In fact, previous research using survey and genetic data identified a genetic marker associated with the ability to perceive the odor of asparagus pee. But scientists still weren't sure whether some people also didn't have scented urine.
In the new study, the researchers recruited 38 participants who gave urine samples twice, before and after eating bread or asparagus (the eating sessions were spaced at least three days apart). Then the participants returned and sniffed other participants' urine and their own in separate sessions, which were limited to prevent nose fatigue. At each session, they were asked three times to distinguish between urine produced after eating asparagus or bread and between urine produced before and after eating asparagus. The scientists also tested their general olfactory ability.
The scientists also collected DNA from cheek swabs. Three of the participants' urine did not appear to carry an asparagus odor that was detectable to those who smelled it. Meanwhile, two participants were unable to differentiate the asparagus pee from the other urine samples. Even though one person fell into both categories, the researchers found no connection between the inability to smell and produce the odor.

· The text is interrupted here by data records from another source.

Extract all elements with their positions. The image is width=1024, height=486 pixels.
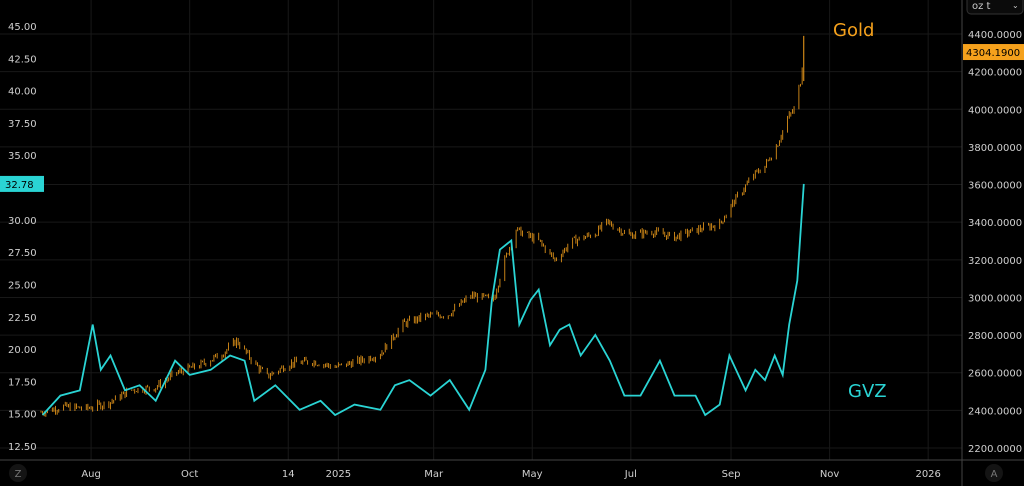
gold-last-value: 4304.1900 (966, 48, 1020, 59)
left-tick-label: 27.50 (8, 248, 37, 259)
left-tick-label: 15.00 (8, 410, 37, 421)
x-tick-label: Nov (820, 469, 840, 480)
right-tick-label: 3400.0000 (968, 218, 1022, 229)
left-tick-label: 25.00 (8, 280, 37, 291)
gvz-last-value-badge (0, 175, 44, 192)
chevron-down-icon: ⌄ (1012, 1, 1019, 10)
left-tick-label: 40.00 (8, 87, 37, 98)
right-tick-label: 4000.0000 (968, 105, 1022, 116)
x-tick-label: Jul (624, 469, 637, 480)
gold-annotation: Gold (833, 20, 874, 41)
gvz-last-value: 32.78 (5, 180, 34, 191)
right-tick-label: 3800.0000 (968, 143, 1022, 154)
left-tick-label: 45.00 (8, 22, 37, 33)
left-tick-label: 30.00 (8, 216, 37, 227)
right-tick-label: 2800.0000 (968, 331, 1022, 342)
auto-scale-button[interactable]: A (985, 464, 1003, 482)
gold-series (40, 35, 805, 417)
time-axis: Aug Oct 14 2025 Mar May Jul Sep Nov 2026 (81, 469, 941, 480)
right-tick-label: 3200.0000 (968, 256, 1022, 267)
x-tick-label: May (522, 469, 543, 480)
grid (0, 0, 962, 460)
x-tick-label: 14 (282, 469, 295, 480)
left-tick-label: 42.50 (8, 54, 37, 65)
right-tick-label: 4200.0000 (968, 68, 1022, 79)
x-tick-label: Mar (424, 469, 444, 480)
left-tick-label: 17.50 (8, 377, 37, 388)
right-tick-label: 2400.0000 (968, 406, 1022, 417)
right-tick-label: 3600.0000 (968, 181, 1022, 192)
unit-select-label[interactable]: oz t (972, 1, 991, 12)
gold-last-value-badge (963, 44, 1024, 61)
gvz-series-line (41, 183, 805, 417)
x-tick-label: 2025 (326, 469, 351, 480)
left-axis: 45.00 42.50 40.00 37.50 35.00 30.00 27.50 25.00… (0, 22, 44, 453)
left-tick-label: 35.00 (8, 151, 37, 162)
right-tick-label: 3000.0000 (968, 293, 1022, 304)
left-tick-label: 37.50 (8, 119, 37, 130)
x-tick-label: 2026 (915, 469, 940, 480)
left-tick-label: 20.00 (8, 345, 37, 356)
log-scale-button[interactable]: Z (9, 464, 27, 482)
x-tick-label: Oct (181, 469, 198, 480)
right-axis: 4400.0000 4200.0000 4000.0000 3800.0000 3600… (963, 30, 1024, 455)
right-tick-label: 2600.0000 (968, 369, 1022, 380)
log-scale-label[interactable]: Z (15, 469, 22, 480)
auto-scale-label[interactable]: A (991, 469, 998, 480)
left-tick-label: 22.50 (8, 313, 37, 324)
left-tick-label: 12.50 (8, 442, 37, 453)
right-tick-label: 2200.0000 (968, 444, 1022, 455)
gvz-annotation: GVZ (848, 381, 887, 402)
unit-select[interactable]: oz t ⌄ (966, 0, 1024, 15)
right-tick-label: 4400.0000 (968, 30, 1022, 41)
x-tick-label: Aug (81, 469, 101, 480)
x-tick-label: Sep (722, 469, 741, 480)
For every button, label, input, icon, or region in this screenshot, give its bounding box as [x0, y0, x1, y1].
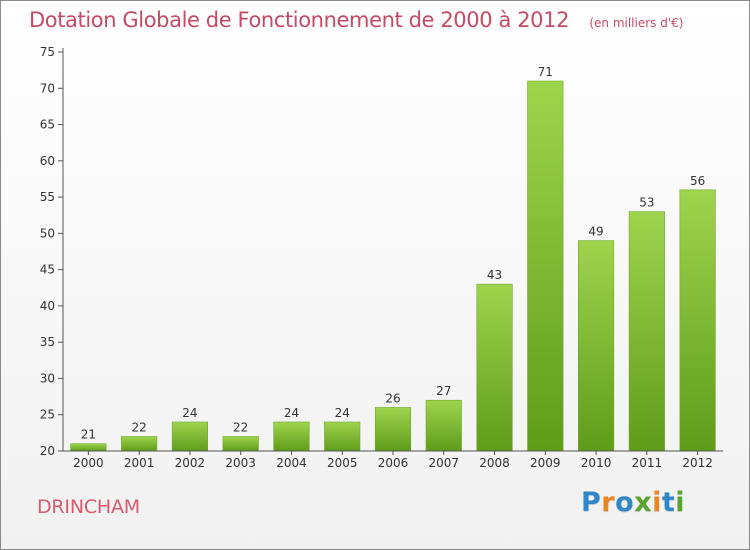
y-tick-label: 30 — [40, 371, 55, 385]
data-label-2000: 21 — [81, 428, 96, 442]
y-tick-label: 40 — [40, 299, 55, 313]
data-label-2003: 22 — [233, 420, 248, 434]
x-tick-label-2001: 2001 — [124, 456, 155, 470]
x-tick-label-2004: 2004 — [276, 456, 307, 470]
x-tick-label-2008: 2008 — [479, 456, 510, 470]
data-label-2005: 24 — [335, 406, 350, 420]
data-labels: 21 22 24 22 24 24 26 27 43 71 49 53 56 — [81, 65, 706, 442]
x-tick-label-2007: 2007 — [428, 456, 459, 470]
bar-2007 — [425, 399, 462, 452]
data-label-2009: 71 — [538, 65, 553, 79]
y-tick-label: 70 — [40, 81, 55, 95]
data-label-2012: 56 — [690, 174, 705, 188]
y-tick-label: 75 — [40, 45, 55, 59]
chart-unit-label: (en milliers d'€) — [589, 16, 684, 30]
brand-letter: r — [601, 487, 616, 518]
data-label-2008: 43 — [487, 268, 502, 282]
x-tick-label-2005: 2005 — [327, 456, 358, 470]
data-label-2002: 24 — [182, 406, 197, 420]
bar-2003 — [222, 436, 259, 452]
bar-2008 — [476, 283, 513, 452]
brand-letter: i — [675, 487, 686, 518]
bar-2005 — [324, 421, 361, 452]
x-tick-label-2006: 2006 — [378, 456, 409, 470]
y-tick-label: 35 — [40, 335, 55, 349]
chart-title: Dotation Globale de Fonctionnement de 20… — [29, 8, 683, 32]
brand-logo: Proxiti — [581, 487, 685, 518]
x-tick-label-2009: 2009 — [530, 456, 561, 470]
y-tick-label: 25 — [40, 408, 55, 422]
y-tick-label: 50 — [40, 226, 55, 240]
data-label-2001: 22 — [132, 420, 147, 434]
y-axis-ticks: 20 25 30 35 40 45 50 55 60 65 70 75 — [40, 45, 63, 458]
x-tick-label-2003: 2003 — [225, 456, 256, 470]
bar-2004 — [273, 421, 310, 452]
data-label-2007: 27 — [436, 384, 451, 398]
chart-title-text: Dotation Globale de Fonctionnement de 20… — [29, 8, 570, 32]
commune-name: DRINCHAM — [37, 496, 140, 518]
brand-letter: P — [581, 487, 602, 518]
x-tick-label-2011: 2011 — [632, 456, 663, 470]
brand-letter: i — [652, 487, 662, 518]
y-tick-label: 20 — [40, 444, 55, 458]
data-label-2004: 24 — [284, 406, 299, 420]
x-tick-label-2002: 2002 — [175, 456, 206, 470]
bars — [70, 80, 716, 452]
y-tick-label: 60 — [40, 154, 55, 168]
brand-letter: x — [634, 487, 653, 518]
y-tick-label: 55 — [40, 190, 55, 204]
brand-letter: o — [615, 487, 635, 518]
y-tick-label: 65 — [40, 118, 55, 132]
x-tick-label-2000: 2000 — [73, 456, 104, 470]
data-label-2006: 26 — [385, 391, 400, 405]
bar-2001 — [121, 436, 158, 452]
bar-2009 — [527, 80, 564, 452]
x-tick-label-2010: 2010 — [581, 456, 612, 470]
bar-2002 — [171, 421, 208, 452]
data-label-2010: 49 — [588, 225, 603, 239]
x-tick-label-2012: 2012 — [682, 456, 713, 470]
bar-2000 — [70, 443, 107, 452]
data-label-2011: 53 — [639, 196, 654, 210]
bar-2010 — [578, 240, 615, 452]
y-tick-label: 45 — [40, 263, 55, 277]
brand-letter: t — [661, 487, 676, 518]
bar-2006 — [374, 407, 412, 452]
bar-2012 — [679, 189, 716, 452]
bar-2011 — [628, 211, 665, 452]
x-axis-ticks: 2000 2001 2002 2003 2004 2005 2006 2007 2008 2009… — [73, 451, 713, 470]
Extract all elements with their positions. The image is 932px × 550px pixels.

The genetic results revealed that a single alteration in the DNA, within a cluster of genes that code for the olfactory receptors, which sense odor and pass it along to the brain, was associated with an increased ability to smell the odor. Other genes are probably involved as well, according to Pelchat.
Bouquet of aromas
It's still not entirely clear what chemical or chemicals are responsible for the odor, a question Pelchat hopes to tackle in future research.
"It may be there are a bouquet of aromas that constitute what we call asparagus pee smell," she said, noting that sulfur compounds tend to be unstable and break down when heated. "We really do need some good analytical chemistry to nail down what compounds that really are associated with asparagus pee."
Participants are critical to the test. "We need more people, and luckily, we have a very good asparagus recipe so people are willing to participate in our study," Pelchat said.